L’incident illustre parfaitement ce qu’on peut appeler le paradoxe de l’agent autonome : chaque décision individuelle de Claude était localement correcte. C’est leur enchaînement dans un contexte mal spécifié qui a produit la catastrophe. L’IA ne « sait » pas ce qu’elle ne sait pas. Elle exécute avec une obéissance littérale les instructions qu’elle reçoit — sans la conscience du risque opérationnel qui permettrait à un développeur expérimenté de marquer une pause.

Ce que ça dit du vibe coding et de l’agentic development

L’incident a provoqué un débat viral. Varunram Ganesh, fondateur de Lapis à San Francisco, a obtenu 1,5 million de vues en déclarant que l’utilisateur avait « prompté comme un enfant de 6 ans » et s’était ensuite étonné du résultat. La critique est sévère mais pointe quelque chose de réel : la culture du vibe coding normalise la délégation totale sans garde-fous.

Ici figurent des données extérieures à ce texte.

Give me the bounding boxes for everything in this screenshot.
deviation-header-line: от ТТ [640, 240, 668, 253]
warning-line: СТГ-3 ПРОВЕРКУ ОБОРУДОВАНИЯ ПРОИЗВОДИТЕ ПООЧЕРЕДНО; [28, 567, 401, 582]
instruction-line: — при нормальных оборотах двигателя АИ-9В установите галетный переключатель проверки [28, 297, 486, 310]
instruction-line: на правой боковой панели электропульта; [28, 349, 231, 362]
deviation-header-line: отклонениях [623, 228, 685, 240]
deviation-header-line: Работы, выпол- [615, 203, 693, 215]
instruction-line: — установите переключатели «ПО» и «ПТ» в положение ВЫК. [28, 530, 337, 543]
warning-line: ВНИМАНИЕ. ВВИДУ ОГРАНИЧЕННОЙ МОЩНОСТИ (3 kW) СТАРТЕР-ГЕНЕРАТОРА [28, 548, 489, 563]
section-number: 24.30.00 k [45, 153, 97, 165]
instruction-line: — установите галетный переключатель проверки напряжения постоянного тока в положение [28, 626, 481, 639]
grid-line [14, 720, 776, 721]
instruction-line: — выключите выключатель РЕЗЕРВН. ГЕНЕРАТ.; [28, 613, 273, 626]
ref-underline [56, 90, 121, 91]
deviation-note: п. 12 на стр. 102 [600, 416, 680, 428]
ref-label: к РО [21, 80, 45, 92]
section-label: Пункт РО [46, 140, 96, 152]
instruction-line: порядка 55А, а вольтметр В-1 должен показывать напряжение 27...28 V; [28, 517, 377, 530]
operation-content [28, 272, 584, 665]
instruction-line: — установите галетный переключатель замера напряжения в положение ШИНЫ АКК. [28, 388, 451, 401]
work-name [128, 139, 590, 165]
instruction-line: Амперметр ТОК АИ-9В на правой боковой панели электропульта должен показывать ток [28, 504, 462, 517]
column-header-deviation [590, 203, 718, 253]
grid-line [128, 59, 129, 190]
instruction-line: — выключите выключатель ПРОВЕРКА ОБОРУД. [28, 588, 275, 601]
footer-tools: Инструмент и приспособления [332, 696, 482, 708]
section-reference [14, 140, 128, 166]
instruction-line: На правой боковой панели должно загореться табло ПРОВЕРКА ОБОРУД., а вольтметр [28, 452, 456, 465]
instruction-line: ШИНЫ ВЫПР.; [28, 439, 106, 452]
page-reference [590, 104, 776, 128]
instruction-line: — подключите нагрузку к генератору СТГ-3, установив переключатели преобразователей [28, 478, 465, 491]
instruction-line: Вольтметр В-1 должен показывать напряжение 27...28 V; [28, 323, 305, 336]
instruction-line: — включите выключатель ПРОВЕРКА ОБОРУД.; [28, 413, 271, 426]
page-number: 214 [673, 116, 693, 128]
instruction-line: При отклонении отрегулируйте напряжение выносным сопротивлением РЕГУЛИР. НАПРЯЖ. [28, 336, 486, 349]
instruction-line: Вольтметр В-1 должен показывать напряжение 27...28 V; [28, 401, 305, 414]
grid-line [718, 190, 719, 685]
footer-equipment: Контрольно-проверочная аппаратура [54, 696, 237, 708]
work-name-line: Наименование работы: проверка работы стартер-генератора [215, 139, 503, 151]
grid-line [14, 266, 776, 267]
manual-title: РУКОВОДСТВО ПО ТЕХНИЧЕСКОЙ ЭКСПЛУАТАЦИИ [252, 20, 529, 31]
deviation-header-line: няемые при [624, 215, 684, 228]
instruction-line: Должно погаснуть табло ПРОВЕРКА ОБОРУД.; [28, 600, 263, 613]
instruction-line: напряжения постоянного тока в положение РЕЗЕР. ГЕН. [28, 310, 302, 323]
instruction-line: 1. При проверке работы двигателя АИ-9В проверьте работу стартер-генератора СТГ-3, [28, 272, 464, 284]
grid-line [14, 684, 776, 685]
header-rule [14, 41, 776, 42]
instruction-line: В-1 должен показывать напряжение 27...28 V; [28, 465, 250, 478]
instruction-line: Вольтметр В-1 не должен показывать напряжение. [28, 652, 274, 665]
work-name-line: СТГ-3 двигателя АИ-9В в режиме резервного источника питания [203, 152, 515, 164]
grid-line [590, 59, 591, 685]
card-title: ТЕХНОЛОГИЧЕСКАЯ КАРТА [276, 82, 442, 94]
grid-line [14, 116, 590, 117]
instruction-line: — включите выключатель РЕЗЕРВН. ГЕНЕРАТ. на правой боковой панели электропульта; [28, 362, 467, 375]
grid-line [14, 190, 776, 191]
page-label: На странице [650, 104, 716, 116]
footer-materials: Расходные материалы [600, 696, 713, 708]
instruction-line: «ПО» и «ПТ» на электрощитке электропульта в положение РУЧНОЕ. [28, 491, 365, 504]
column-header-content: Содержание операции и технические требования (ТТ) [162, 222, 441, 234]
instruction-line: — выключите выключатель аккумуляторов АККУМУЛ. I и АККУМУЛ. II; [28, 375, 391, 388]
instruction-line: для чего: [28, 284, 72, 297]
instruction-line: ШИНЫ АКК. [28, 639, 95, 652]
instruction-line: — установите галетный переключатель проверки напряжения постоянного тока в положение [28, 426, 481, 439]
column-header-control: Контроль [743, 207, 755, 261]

Certains développeurs reconnaissent désormais marquer une pause dans leur travail quand Claude Code est indisponible — signe d’une dépendance opérationnelle profonde à ces outils. L’essor des agents IA dans le développement logiciel est réel et productif. Mais l’incident confirme que les pratiques DevOps traditionnelles — stockage distant du state, protections contre la suppression, sauvegardes indépendantes, limites de permissions strictes — ne deviennent pas caduques avec l’IA. Elles deviennent plus importantes que jamais.

L’OWASP a d’ailleurs publié en 2026 son Top 10 pour les applications agentiques, identifiant précisément ces risques : détournement d’objectif, mauvais usage des outils, actions cross-domaine non intentionnelles. Claude Code est puissant. Il ne doit jamais avoir un accès illimité à la production.